Guilherme Augusto Verola Mataveli, the corresponding author of the article and a researcher at INPE, stated, “Using this new approach, we concluded that prioritising areas with higher deforestation rates would be more effective than limiting the monitoring to certain municipalities. This is an important finding, given that the agencies responsible for law enforcement in this case, mainly IBAMA and ICMBio, have had their budgets and staffing steadily whittled down. Some of these deforestation hotspots are in the 11 municipalities, but others are in the vicinity and constitute new frontiers.”

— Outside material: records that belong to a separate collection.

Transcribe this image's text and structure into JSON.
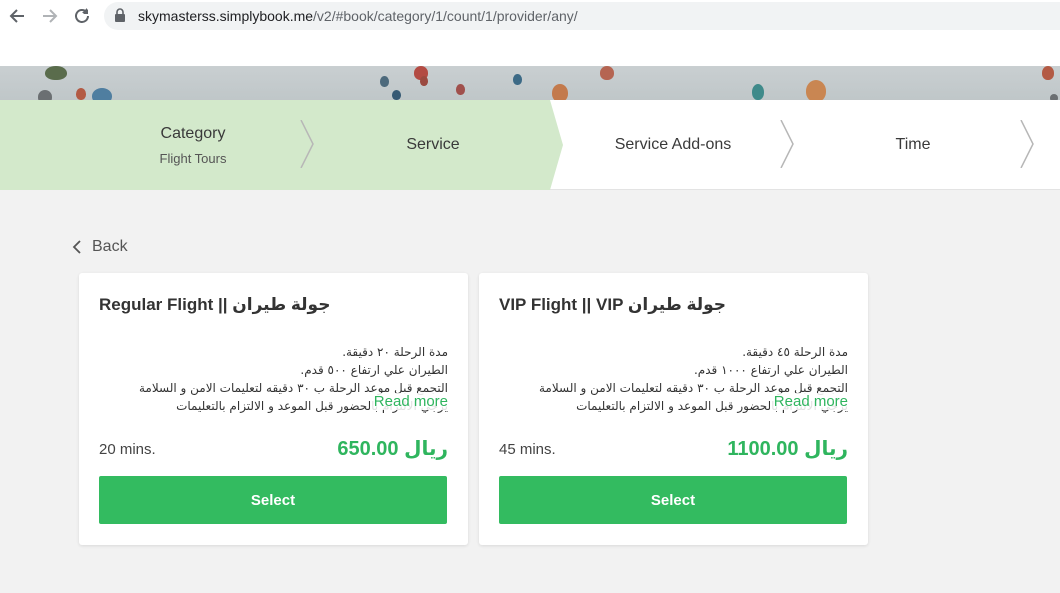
{
  "browser": {
    "url_host": "skymasterss.simplybook.me",
    "url_path": "/v2/#book/category/1/count/1/provider/any/"
  },
  "steps": [
    {
      "title": "Category",
      "subtitle": "Flight Tours",
      "active": true
    },
    {
      "title": "Service",
      "subtitle": "",
      "active": true
    },
    {
      "title": "Service Add-ons",
      "subtitle": "",
      "active": false
    },
    {
      "title": "Time",
      "subtitle": "",
      "active": false
    }
  ],
  "colors": {
    "accent": "#33bb60",
    "step_active": "#d3e9cb"
  },
  "back_label": "Back",
  "services": [
    {
      "title": "Regular Flight || جولة طيران",
      "description_lines": [
        "مدة الرحلة ٢٠ دقيقة.",
        "الطيران علي ارتفاع ٥٠٠ قدم.",
        "التجمع قبل موعد الرحلة ب ٣٠ دقيقه لتعليمات الامن و السلامة",
        "يرجي الالتزام بالحضور قبل الموعد و الالتزام بالتعليمات"
      ],
      "read_more": "Read more",
      "duration": "20 mins.",
      "price": "650.00 ريال",
      "select_label": "Select"
    },
    {
      "title": "VIP Flight || VIP جولة طيران",
      "description_lines": [
        "مدة الرحلة ٤٥ دقيقة.",
        "الطيران علي ارتفاع ١٠٠٠ قدم.",
        "التجمع قبل موعد الرحلة ب ٣٠ دقيقه لتعليمات الامن و السلامة",
        "يرجي الالتزام بالحضور قبل الموعد و الالتزام بالتعليمات"
      ],
      "read_more": "Read more",
      "duration": "45 mins.",
      "price": "1100.00 ريال",
      "select_label": "Select"
    }
  ]
}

The National Council for Legal Amazonia (CNAL), which oversees the Amazon Plan 2021/2022, responded by stating that the plan aimed to focus on areas where illegal environmental activities had the most significant impact on Brazil’s environmental management, while not neglecting other areas in Legal Amazonia.

Deforestation in the Amazon – detail of an area

The researchers highlighted the importance of INPE, which has been producing satellite-based science and technology for 60 years. They emphasised that the advances in data processing, such as the use of artificial intelligence in planning anti-deforestation measures, are crucial for mitigating environmental problems and establishing a sustainable national development plan.

To determine priority areas, the researchers used a machine learning algorithm called Random Forest, which predicted deforestation hotspots for the following year based on multivariate regressions. The method categorised grid cells across the Amazon into high, medium, or low priority classes. The researchers also stressed that their approach captured areas of increasing deforestation not covered by the current plan and did not rely on geopolitical boundaries like municipalities.

Mataveli warned that prioritising only the 11 municipalities would be insufficient for Brazil to achieve its international commitments, including the commitment to reduce illegal deforestation to zero by 2028. The article called for complementary actions to combat deforestation, including environmental education, identifying and holding accountable those involved in illegal deforestation, promoting projects that support the green economy and forest conservation, and regularising public and Indigenous land holdings.

The researchers intend to include the priority areas identified in the study into the Terra Brasilis platform to make the information accessible to state and municipal governments for practical implementation.